Kolvin was highly productive in research in Oxford, carrying out a particularly important study comparing children with autism and those with psychotic disorders such as schizophrenia. Prior to this work there had been considerable confusion about the status of autism as a psychotic or a developmental disorder, and Kolvin's work, still quoted, clarified the issue considerably and, with other studies, firmly established autism as a developmental condition.

He was appointed consultant in charge of the Nuffield Psychology and Psychiatry Unit in Newcastle upon Tyne in the mid-1960s. Child psychiatry was a Cinderella speciality throughout the whole of the north of England at that time, but Kolvin's leadership enabled him to establish a strong academic department, carrying out excellent research.

He seized the opportunity of the existence of a cohort of children born in the city in 1947, the so-called Thousand Family Study, to study the effects of social deprivation and disadvantage from one generation to the next. He was able to show significant movement over time towards improved social conditions in a number of individuals, demonstrating that children living in deprivation could overcome their disadvantages, but that there was also significant inter-generational continuity.

Another of his achievements in Newcastle was an evaluation of the effectiveness of different forms of psychotherapy delivered in schools. This was groundbreaking work, published in an influential book, Help Starts Here (1981). Many believed psychotherapy was not capable of evaluation, but this study demonstrated not only that it was possible, but that meaningful results with significant implications for practice could be obtained.

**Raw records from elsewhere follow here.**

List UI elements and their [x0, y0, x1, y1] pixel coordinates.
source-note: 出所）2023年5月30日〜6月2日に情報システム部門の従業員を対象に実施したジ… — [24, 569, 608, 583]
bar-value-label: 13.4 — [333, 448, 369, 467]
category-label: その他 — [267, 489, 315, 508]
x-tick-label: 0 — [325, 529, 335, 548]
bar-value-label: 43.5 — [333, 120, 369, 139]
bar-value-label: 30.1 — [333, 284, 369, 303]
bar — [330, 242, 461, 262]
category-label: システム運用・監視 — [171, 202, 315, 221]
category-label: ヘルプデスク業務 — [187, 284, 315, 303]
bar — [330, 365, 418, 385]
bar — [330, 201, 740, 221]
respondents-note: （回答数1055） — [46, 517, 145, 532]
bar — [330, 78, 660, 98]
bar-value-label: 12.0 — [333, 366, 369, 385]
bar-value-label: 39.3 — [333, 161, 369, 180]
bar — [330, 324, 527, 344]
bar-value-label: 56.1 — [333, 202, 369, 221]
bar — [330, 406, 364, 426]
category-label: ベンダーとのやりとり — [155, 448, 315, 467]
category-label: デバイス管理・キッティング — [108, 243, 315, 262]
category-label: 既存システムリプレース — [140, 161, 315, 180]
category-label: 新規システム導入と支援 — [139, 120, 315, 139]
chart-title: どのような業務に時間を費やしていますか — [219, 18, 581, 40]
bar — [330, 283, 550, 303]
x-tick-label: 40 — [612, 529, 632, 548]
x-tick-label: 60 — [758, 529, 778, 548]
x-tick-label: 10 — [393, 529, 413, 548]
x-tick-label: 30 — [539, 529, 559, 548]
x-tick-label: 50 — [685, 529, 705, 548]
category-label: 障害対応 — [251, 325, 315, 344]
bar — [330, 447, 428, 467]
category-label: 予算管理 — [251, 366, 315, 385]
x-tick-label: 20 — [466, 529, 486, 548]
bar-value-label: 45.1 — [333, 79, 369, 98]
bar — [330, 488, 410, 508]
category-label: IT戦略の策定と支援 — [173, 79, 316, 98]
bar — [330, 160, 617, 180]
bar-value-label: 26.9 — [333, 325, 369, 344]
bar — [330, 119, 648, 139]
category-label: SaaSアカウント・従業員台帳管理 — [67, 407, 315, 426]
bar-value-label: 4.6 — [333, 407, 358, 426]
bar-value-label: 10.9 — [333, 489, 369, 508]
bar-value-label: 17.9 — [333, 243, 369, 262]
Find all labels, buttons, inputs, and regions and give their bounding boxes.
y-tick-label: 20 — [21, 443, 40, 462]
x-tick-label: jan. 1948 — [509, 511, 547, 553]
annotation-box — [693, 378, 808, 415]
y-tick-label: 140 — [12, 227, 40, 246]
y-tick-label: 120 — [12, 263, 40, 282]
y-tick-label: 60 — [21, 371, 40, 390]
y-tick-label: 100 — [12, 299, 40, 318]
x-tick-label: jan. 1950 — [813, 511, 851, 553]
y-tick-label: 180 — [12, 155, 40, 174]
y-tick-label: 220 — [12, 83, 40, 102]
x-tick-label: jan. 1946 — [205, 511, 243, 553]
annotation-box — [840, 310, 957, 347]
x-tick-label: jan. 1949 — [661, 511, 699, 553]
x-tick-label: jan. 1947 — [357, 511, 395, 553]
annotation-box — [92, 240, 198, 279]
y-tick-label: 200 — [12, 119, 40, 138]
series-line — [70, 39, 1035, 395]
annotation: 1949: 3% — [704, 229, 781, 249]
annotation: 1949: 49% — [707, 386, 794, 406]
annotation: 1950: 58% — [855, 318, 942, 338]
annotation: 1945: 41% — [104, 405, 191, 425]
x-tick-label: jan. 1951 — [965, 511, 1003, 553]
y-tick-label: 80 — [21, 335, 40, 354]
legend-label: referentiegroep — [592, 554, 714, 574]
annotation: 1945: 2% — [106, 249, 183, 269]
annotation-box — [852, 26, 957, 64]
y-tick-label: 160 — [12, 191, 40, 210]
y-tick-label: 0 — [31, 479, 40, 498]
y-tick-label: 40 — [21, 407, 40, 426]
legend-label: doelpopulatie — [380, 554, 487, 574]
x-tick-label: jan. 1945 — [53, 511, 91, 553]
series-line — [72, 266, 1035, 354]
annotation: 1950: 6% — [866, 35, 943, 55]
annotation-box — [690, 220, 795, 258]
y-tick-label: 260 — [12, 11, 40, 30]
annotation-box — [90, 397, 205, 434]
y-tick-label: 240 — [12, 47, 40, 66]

Kolvin had been appointed to a personal chair in Newcastle in 1977 to become one of the first chair holders in child psychiatry. In 1990 he made a bold late career move when he was appointed to the John Bowlby Chair of Child and Family Mental Health jointly held at the Royal Free Hospital and the Tavistock Clinic in London.

This was quite a challenge. The Tavistock Clinic, though productive in theory and in the development of psychotherapeutic approaches, had not previously shown itself to be particularly sympathetic to empirical, hypothesis-testing research. Kolvin's combination of modest persuasiveness, doggedly applied over time, produced highly positive results and a significant number of empirical studies were launched under his guidance. A multi-centre (London, Athens and Helsinki) study of the effectiveness of psychotherapy in depressed children, and a comparative study, published only a fortnight before Kolvin's death, of two types of psychotherapy applied to sexually abused girls, are particularly notable.

Throughout his career Kolvin was supportive to young researchers. A number of his staff, including Rory Nicol, Ian Goodyer, Marnie van der Spuy and Stuart Fine went on to work productively in senior posts in the UK and abroad. He shouldered major responsibilities in his field, holding senior positions, including the Treasurership, in the Royal College of Psychiatrists and acting as Chair of the Second Opinion Panel of the Cleveland Inquiry in which accusations of sexual abuse were rigorously tested.

Issy Kolvin was a serious workaholic who always had difficulty leaving his desk. He was dictating research papers until a couple of days before his death. But he was, in addition, a warm, compassionate man, immensely concerned about the children and families under his clinical care. With Rona, a greatly supportive wife for over 40 years, he built a wonderfully happy family life. His close family helped him to face, with bravery and stoicism, the test of a dreadful, prolonged final illness.